江潮平想起什麽,急步追了上去,“朱漁!等一下!等一下,我有東西送給你。”


    朱漁不想再招惹江潮平,不止沒停下來,走得更快,黑色披風唿唿向後招展。


    江潮平邁開大長腿,攔在朱漁身前,“越叫越跑!我又不會吃了你!”


    天色已經微微暗下來,夕陽和夢裏一樣血紅。這讓她驚惶不安,如一隻受驚的梅花鹿。


    她想起魏佐負氣離開的那天,也是跟江潮平一樣的表情,一樣的熱情。


    朱漁抬起頭,呆呆望著江潮平年輕的臉。她眉目間滿是惶恐,甚至帶了點可憐兮兮的妥協,“江潮平,不要跟我亂開玩笑!我不需要誰來提親,真的,不需要!”


    她眼前自動將江潮平幻化成了魏佐,“我吼你,是我不對,真的是我不對……可你不要跟我開玩笑……”


    魏佐始終是她的一個心魔,如果他不是負氣出走,不會那麽早就遇上埋伏。江潮平摸了摸頭,從懷裏拿出一個小泥人來,軟聲的,“朱漁,我是想送你這個,沒別的意思。你看她,像不像你?我自己捏的,才找那捏泥人的師傅學了兩次呢,你看像


    不像你?”


    朱漁定睛一看,他手裏那小泥人真是醜爆了,眼歪嘴斜鼻子塌,隻是那高高的馬尾確實有幾分神似。


    再看時,竟已不覺得那泥人醜了,反倒有點乖有點萌。她差點鬼使神差伸手接過,手揚在空中,拐了個彎,理了理額前的發,聲音淡漠,“我有這麽醜?一點都不像我。”她別過臉,衝著又躥到河裏的小豹子喊,“麽麽!麽麽!


    快迴家了!麽麽!”


    小豹子矯健地從水裏探出頭來,“嗷嗚”一聲震天吼才上岸。可一上岸,它就興奮了,用鼻子到處聞。


    猛的,它一發力向前衝去。


    朱漁還是第一次控製不住那家夥,“你去哪兒?你去哪兒?迴來!麽麽!”


    麽麽四腳騰空而起,所到之處水珠四濺。


    嗷嗚……這裏有酒這裏有酒……一輛馬車被它逼停,它的爪子在車軲轆上使勁刨。


    一群親衛團團將它圍住,嚴陣以待,拔劍相向。


    朱漁大驚,在後麵大喊,“等等!等一下!等一下!別殺麽麽!”


    待她跑近時,正好馬車裏的人掀簾而起,露出一張俊美卻幽沉嚴肅的臉,聲音說不出的雄渾低沉,“怎麽迴事?”

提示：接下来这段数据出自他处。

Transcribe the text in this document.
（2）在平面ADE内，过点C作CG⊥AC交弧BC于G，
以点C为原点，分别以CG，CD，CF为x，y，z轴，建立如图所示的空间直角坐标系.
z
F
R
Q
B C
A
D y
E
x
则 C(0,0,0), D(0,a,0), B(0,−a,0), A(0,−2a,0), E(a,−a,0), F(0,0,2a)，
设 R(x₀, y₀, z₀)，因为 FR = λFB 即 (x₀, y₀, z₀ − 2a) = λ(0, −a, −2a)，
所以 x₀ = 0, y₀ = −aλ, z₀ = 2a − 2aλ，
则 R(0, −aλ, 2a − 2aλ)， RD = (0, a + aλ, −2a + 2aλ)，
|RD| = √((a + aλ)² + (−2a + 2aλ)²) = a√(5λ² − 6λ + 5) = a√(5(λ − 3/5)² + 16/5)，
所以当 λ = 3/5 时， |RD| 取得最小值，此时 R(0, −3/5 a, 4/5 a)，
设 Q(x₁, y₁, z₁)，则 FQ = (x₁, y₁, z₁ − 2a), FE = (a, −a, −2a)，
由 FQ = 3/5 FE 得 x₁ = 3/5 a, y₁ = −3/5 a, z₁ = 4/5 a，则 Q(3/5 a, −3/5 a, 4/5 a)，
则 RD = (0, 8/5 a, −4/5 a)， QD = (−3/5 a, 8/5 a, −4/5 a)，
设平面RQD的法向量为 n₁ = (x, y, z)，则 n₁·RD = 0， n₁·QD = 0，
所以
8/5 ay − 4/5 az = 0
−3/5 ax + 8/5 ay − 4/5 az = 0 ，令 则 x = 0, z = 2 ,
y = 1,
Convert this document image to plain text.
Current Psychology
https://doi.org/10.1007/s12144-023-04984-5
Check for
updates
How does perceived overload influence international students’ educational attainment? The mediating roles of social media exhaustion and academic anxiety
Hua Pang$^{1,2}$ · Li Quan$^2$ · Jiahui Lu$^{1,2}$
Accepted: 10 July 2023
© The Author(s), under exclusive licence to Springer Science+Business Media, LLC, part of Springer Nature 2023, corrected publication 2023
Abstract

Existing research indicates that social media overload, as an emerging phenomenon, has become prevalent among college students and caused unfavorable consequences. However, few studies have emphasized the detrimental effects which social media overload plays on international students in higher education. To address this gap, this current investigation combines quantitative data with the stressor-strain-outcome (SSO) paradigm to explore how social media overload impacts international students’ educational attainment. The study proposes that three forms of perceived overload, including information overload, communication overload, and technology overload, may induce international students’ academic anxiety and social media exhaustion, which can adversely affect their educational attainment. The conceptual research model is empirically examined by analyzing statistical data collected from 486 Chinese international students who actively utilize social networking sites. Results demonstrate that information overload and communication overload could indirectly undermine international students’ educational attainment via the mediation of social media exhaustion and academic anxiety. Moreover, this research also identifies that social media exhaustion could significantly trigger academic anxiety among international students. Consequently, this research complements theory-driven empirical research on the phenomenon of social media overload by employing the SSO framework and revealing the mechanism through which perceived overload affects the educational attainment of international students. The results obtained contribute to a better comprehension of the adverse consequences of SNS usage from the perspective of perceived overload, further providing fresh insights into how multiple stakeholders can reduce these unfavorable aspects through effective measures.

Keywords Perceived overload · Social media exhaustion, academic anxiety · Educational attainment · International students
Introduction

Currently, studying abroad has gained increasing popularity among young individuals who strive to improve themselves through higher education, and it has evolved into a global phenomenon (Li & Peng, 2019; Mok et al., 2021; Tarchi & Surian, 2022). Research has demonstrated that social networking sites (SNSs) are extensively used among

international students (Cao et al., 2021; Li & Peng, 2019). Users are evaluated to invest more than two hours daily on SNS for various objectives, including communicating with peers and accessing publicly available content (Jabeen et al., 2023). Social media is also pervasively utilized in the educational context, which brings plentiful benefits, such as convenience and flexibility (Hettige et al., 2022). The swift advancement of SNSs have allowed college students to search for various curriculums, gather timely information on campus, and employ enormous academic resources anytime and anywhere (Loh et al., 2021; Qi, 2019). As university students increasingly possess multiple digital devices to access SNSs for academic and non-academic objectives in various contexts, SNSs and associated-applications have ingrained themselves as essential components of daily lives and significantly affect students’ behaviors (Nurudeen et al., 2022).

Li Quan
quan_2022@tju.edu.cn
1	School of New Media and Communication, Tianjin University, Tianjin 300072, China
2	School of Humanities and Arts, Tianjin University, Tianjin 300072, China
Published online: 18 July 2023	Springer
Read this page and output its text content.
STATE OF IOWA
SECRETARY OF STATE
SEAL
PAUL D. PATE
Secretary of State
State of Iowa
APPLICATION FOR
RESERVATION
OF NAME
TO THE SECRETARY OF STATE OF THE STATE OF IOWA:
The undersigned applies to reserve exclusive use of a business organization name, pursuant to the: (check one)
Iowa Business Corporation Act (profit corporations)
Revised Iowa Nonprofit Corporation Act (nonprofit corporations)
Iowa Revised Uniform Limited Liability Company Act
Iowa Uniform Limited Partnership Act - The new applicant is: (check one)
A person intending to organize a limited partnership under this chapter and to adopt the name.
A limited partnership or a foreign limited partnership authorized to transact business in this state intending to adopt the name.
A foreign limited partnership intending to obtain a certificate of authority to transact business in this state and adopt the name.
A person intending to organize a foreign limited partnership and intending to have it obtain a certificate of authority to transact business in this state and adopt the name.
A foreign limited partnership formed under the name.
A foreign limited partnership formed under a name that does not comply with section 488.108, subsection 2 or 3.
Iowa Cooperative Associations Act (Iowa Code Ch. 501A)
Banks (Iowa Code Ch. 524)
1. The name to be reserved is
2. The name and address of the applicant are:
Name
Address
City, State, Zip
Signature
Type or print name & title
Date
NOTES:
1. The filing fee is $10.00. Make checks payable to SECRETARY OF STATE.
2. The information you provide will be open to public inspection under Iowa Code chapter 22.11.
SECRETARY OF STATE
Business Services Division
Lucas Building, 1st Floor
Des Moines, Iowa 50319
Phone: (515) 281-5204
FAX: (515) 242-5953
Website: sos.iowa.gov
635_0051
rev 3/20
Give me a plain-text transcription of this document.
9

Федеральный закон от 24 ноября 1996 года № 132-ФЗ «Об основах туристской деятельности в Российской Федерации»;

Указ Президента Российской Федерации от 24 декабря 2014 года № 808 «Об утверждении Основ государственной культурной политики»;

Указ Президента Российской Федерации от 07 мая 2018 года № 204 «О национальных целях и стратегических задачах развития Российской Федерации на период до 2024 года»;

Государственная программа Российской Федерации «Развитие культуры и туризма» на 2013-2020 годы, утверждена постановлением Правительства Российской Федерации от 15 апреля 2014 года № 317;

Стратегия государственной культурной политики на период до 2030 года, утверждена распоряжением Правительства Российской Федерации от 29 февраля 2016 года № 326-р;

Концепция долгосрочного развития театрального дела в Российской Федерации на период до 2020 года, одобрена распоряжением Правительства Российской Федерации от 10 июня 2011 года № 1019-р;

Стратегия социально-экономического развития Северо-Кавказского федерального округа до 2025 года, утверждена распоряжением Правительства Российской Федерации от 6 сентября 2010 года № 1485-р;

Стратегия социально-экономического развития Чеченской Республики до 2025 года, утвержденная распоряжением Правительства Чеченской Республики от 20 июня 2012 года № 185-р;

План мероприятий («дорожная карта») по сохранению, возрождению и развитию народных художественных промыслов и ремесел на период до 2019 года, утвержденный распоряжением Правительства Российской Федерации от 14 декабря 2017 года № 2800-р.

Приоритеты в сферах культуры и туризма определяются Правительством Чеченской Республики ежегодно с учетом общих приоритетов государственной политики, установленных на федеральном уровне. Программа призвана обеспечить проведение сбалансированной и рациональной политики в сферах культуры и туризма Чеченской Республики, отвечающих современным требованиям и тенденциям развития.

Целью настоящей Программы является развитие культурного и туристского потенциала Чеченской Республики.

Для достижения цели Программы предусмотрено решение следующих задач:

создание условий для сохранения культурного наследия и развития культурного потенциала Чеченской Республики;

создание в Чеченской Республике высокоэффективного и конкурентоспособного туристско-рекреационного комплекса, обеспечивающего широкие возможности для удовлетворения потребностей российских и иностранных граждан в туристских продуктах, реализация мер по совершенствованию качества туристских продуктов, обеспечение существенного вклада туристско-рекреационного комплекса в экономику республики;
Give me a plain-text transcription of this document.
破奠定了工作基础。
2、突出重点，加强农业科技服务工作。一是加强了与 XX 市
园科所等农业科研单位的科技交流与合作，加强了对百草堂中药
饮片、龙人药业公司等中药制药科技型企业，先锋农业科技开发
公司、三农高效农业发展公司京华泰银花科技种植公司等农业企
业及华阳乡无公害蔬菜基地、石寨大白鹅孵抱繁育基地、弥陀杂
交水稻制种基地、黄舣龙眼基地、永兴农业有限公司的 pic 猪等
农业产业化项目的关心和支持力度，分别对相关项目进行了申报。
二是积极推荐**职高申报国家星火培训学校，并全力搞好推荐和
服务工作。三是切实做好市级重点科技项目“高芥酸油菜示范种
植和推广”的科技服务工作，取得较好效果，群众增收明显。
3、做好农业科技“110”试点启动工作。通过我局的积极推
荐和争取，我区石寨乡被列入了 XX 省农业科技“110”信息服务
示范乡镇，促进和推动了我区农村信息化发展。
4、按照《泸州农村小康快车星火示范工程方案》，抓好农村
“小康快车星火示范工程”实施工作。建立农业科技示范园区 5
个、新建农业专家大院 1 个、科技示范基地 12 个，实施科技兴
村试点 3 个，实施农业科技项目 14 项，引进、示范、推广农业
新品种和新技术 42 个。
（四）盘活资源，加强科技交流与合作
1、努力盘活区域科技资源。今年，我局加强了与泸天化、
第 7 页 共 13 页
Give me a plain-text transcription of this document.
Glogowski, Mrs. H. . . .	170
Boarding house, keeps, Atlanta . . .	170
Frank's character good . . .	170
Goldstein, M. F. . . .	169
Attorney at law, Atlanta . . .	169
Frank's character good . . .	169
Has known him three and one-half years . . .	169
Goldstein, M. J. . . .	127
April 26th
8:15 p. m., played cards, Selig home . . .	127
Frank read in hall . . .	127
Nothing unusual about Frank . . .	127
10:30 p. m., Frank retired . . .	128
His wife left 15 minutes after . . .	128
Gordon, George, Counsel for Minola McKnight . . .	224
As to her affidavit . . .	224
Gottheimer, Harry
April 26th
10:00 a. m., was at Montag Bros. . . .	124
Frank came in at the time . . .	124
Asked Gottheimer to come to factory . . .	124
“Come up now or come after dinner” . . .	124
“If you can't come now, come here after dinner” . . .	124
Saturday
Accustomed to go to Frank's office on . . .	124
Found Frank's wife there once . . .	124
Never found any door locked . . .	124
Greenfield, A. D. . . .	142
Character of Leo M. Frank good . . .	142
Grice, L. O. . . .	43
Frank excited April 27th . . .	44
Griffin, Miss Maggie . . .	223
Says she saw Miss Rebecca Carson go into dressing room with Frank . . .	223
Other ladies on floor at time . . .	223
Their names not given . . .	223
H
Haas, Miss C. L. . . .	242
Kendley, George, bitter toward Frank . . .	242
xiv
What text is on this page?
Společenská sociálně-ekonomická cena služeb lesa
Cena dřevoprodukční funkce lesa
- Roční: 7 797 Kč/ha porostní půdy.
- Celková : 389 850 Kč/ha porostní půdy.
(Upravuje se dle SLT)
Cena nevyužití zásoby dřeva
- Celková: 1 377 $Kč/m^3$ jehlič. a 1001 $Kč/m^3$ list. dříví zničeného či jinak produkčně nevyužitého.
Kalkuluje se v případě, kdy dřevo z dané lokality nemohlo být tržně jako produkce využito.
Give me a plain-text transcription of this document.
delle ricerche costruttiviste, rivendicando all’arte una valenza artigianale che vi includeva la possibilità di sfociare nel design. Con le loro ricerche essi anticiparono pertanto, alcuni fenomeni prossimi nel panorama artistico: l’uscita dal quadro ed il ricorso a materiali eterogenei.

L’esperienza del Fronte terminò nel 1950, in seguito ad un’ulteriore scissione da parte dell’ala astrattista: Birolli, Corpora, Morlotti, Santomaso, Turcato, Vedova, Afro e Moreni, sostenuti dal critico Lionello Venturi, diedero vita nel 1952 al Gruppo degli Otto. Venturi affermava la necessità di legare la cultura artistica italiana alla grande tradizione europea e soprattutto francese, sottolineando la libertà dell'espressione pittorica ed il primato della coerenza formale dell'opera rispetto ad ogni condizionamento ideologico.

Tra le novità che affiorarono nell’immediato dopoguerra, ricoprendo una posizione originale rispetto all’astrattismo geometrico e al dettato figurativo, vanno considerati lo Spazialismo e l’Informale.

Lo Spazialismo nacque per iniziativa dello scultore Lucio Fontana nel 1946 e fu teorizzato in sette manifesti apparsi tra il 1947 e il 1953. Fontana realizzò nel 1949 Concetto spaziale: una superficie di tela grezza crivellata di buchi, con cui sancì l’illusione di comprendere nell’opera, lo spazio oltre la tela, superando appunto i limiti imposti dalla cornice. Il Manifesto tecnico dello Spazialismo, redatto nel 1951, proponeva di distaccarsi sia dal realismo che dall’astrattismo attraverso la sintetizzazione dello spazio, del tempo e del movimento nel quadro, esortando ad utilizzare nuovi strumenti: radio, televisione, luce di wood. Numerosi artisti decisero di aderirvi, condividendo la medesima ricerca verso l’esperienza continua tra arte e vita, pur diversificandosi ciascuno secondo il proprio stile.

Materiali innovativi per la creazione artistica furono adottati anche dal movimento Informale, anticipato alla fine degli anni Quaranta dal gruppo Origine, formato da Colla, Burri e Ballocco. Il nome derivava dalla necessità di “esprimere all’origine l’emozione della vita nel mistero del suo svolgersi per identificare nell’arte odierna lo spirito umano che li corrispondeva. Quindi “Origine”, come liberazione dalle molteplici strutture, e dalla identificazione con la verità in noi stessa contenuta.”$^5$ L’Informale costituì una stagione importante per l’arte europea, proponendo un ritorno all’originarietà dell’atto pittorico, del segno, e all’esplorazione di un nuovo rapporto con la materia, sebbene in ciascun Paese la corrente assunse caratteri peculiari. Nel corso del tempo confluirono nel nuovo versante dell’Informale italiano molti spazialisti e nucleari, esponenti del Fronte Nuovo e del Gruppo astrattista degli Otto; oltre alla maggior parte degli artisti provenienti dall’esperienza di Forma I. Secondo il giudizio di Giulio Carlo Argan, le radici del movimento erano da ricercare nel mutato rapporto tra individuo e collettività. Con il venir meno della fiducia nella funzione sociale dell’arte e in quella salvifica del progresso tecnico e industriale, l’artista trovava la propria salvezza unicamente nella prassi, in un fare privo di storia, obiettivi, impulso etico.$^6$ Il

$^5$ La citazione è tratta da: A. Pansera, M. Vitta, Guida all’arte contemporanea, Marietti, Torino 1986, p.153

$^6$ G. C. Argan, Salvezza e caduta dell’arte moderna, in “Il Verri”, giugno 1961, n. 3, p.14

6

    親衛答道,“迴大將軍,是軍營裏那隻小豹子。”


    那般猝不及防,朱漁聽到連城熟悉的聲音,看到那樣近乎完美的容顏,尤其那道斷眉更添桀驁風采。


    她無法控製地抖了一下,腦袋一片空白。


    倒是麽麽嗷嗚了一聲,給我酒給我酒!我要酒我要酒!馬車裏有酒!


    它刨著車軲轆,卻被劍晃得眼花。


    卻是下一秒,它身子一躍,竟那樣靈活矯健地躍上馬車。


    親衛們大驚,盡管知道它是軍營裏的那隻小豹子,可條件反射下,還是提著明晃晃的劍同時刺向麽麽……


    朱漁大驚,頓時忘了兒女情長,“不可……”


    電光火石間,王爺隨手將座位旁的一件披風扔出,裹住幾柄正向麽麽刺去的劍,再奮力一揚手,將披風扔向親衛,“退下!”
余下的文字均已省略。